How Does PHP Max_Execution_Time Work

How does PHP max_execution_time work?

The rules on max_execution_time are relatively simple.

  • Execution time starts to count when the file is interpreted. Time needed before to prepare the request, prepare uploaded files, the web server doing its thing etc. does not count towards the execution time.

  • The execution time is the total time the script runs, including database queries, regardless whether it's running in loops or not. So in the first and second case, the script will terminate with a timeout error because that's the defined behaviour of max_execution_time.

  • External system calls using exec() and such do not count towards the execution time except on Windows. (Source) That means that you could run a external program that takes longer than max_execution_time.

  • When called from the command line, max_execution_time defaults to 0. (Source) So in the third case, your script should run without errors.

  • Execution time and memory usage have nothing to do with each other. A script can run for hours without reaching the memory limit. If it does, then often due to a loop where variables are not unset, and previously reserved memory not freed properly.

Does PHP max_execution time resets on each function call?

The max_execution_time is counted from request start to end. It does not reset when calling a new function.

However, reading the documentation over at https://www.php.net/manual/en/info.configuration.php#ini.max-execution-time
will tell you

The maximum execution time is not affected by system calls, stream operations etc. Please see the set_time_limit() function for more details.

So I guess your calls out to the mailing service don't count towards the total execution time, hence your script can run for 7-8 minutes before finally hitting the PHP runtime limitation.

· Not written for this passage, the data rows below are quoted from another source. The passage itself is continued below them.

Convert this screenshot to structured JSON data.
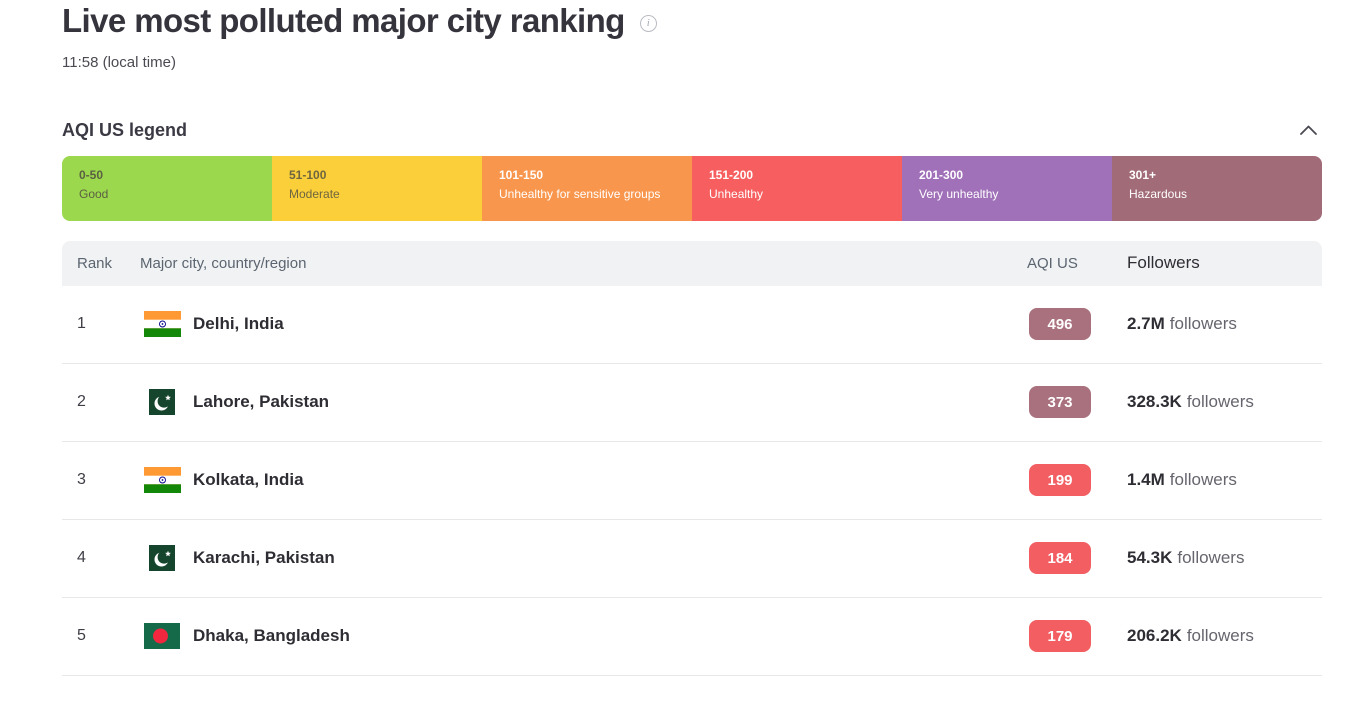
{
  "page": {
    "title": "Live most polluted major city ranking",
    "local_time": "11:58 (local time)",
    "info_icon_glyph": "i"
  },
  "legend": {
    "title": "AQI US legend",
    "bands": [
      {
        "range": "0-50",
        "label": "Good",
        "color": "#9cd84e",
        "text_color": "#5a6142"
      },
      {
        "range": "51-100",
        "label": "Moderate",
        "color": "#facf39",
        "text_color": "#6e6540"
      },
      {
        "range": "101-150",
        "label": "Unhealthy for sensitive groups",
        "color": "#f9964d",
        "text_color": "#ffffff"
      },
      {
        "range": "151-200",
        "label": "Unhealthy",
        "color": "#f65e5f",
        "text_color": "#ffffff"
      },
      {
        "range": "201-300",
        "label": "Very unhealthy",
        "color": "#a070b8",
        "text_color": "#ffffff"
      },
      {
        "range": "301+",
        "label": "Hazardous",
        "color": "#a26b78",
        "text_color": "#ffffff"
      }
    ]
  },
  "table": {
    "headers": {
      "rank": "Rank",
      "city": "Major city, country/region",
      "aqi": "AQI US",
      "followers": "Followers"
    },
    "rows": [
      {
        "rank": "1",
        "flag": "india",
        "city": "Delhi, India",
        "aqi": "496",
        "aqi_color": "#a9707d",
        "followers_value": "2.7M",
        "followers_suffix": "followers"
      },
      {
        "rank": "2",
        "flag": "pakistan",
        "city": "Lahore, Pakistan",
        "aqi": "373",
        "aqi_color": "#a9707d",
        "followers_value": "328.3K",
        "followers_suffix": "followers"
      },
      {
        "rank": "3",
        "flag": "india",
        "city": "Kolkata, India",
        "aqi": "199",
        "aqi_color": "#f25e62",
        "followers_value": "1.4M",
        "followers_suffix": "followers"
      },
      {
        "rank": "4",
        "flag": "pakistan",
        "city": "Karachi, Pakistan",
        "aqi": "184",
        "aqi_color": "#f25e62",
        "followers_value": "54.3K",
        "followers_suffix": "followers"
      },
      {
        "rank": "5",
        "flag": "bangladesh",
        "city": "Dhaka, Bangladesh",
        "aqi": "179",
        "aqi_color": "#f25e62",
        "followers_value": "206.2K",
        "followers_suffix": "followers"
      }
    ]
  }
}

So, to circumwent your problem with the script running into timeouts when sending emails,
you could either increase the max_execution_time if you have access to the php.ini file or if your PHP Configuration allows ini_set, you can increase the limit manually for this specific script.

Maybe you could even use set_time_limit to increase your maximum runtime every time you've successfully sent out one email.

Another, more complex but also more robust, solution would be to implement some kind of email queue, which is then perpetually processed by a cli script via cron.
This way, you don't have to worry about exceeding the script runtime.
You could put all information about the mails you need to send into a file, or database table, and your cron script could read those jobs and execute them.

What does setting max_execution_time to -1 do?

It sets the maximum execution time for a script to 2**32-1 (or perhaps 2**64-1) seconds, which is a reasonable approximation of "forever". Note that the actual value to make a script run forever is 0.

Tracking the script execution time in PHP

On unixoid systems (and in php 7+ on Windows as well), you can use getrusage, like:

// Script start
$rustart = getrusage();

// Code ...

// Script end
function rutime($ru, $rus, $index) {
return ($ru["ru_$index.tv_sec"]*1000 + intval($ru["ru_$index.tv_usec"]/1000))
- ($rus["ru_$index.tv_sec"]*1000 + intval($rus["ru_$index.tv_usec"]/1000));
}

$ru = getrusage();
echo "This process used " . rutime($ru, $rustart, "utime") .
" ms for its computations\n";
echo "It spent " . rutime($ru, $rustart, "stime") .
" ms in system calls\n";

Note that you don't need to calculate a difference if you are spawning a php instance for every test.

Real max_execution_time for PHP on linux

This is quite a tricky advice, but it will definitely do what you want, if you are willing to modify and recompile PHP.

Take a look at the PHP source code at https://github.com/php/php-src/blob/master/Zend/zend_execute_API.c (the file is Zend/zend_execute_API.c), at function zend_set_timeout. This is the function that implements time limit. Here's how it works on different platforms:

  • on Windows, create a new thread, start a timer on it, and when it finishes, set a global variable called timed_out to 1, the PHP execution core checks this variable for every instruction, then exits (very simplified)

  • on Cygwin, use itimer with ITIMER_REAL, which measures real time, including any sleep, wait, whatever, then raise a signal that will interrupt any processing and stop processing

  • on other unix systems, use itimer with ITIMER_PROF, which only measures CPU time spent by the current process (but both in user-mode and kernel-mode). This means waiting for other processes (like MySQL) doesn't count into this.

Now what you want to do is to change the itimer on your Linux from ITIMER_PROF to ITIMER_REAL, which of course you need to do manually, recompile, install etc. The other difference between these two is that they also use different signal when the timer runs out. So my suggestion is to change the ifdef:

#   ifdef __CYGWIN__

into

#   if 1

so that you set both ITIMER_REAL and the signal that PHP waits for to SIGALRM.

Anyway this whole idea is untested (I use it for some very specific system, where ITIMER_PROF is broken, and it seems to work), unsupported, etc. Use it at your own risk. It may work with PHP itself, but it could break other modules, in PHP and in Apache, if they for whatever reason, use the SIGALRM signal or other timer.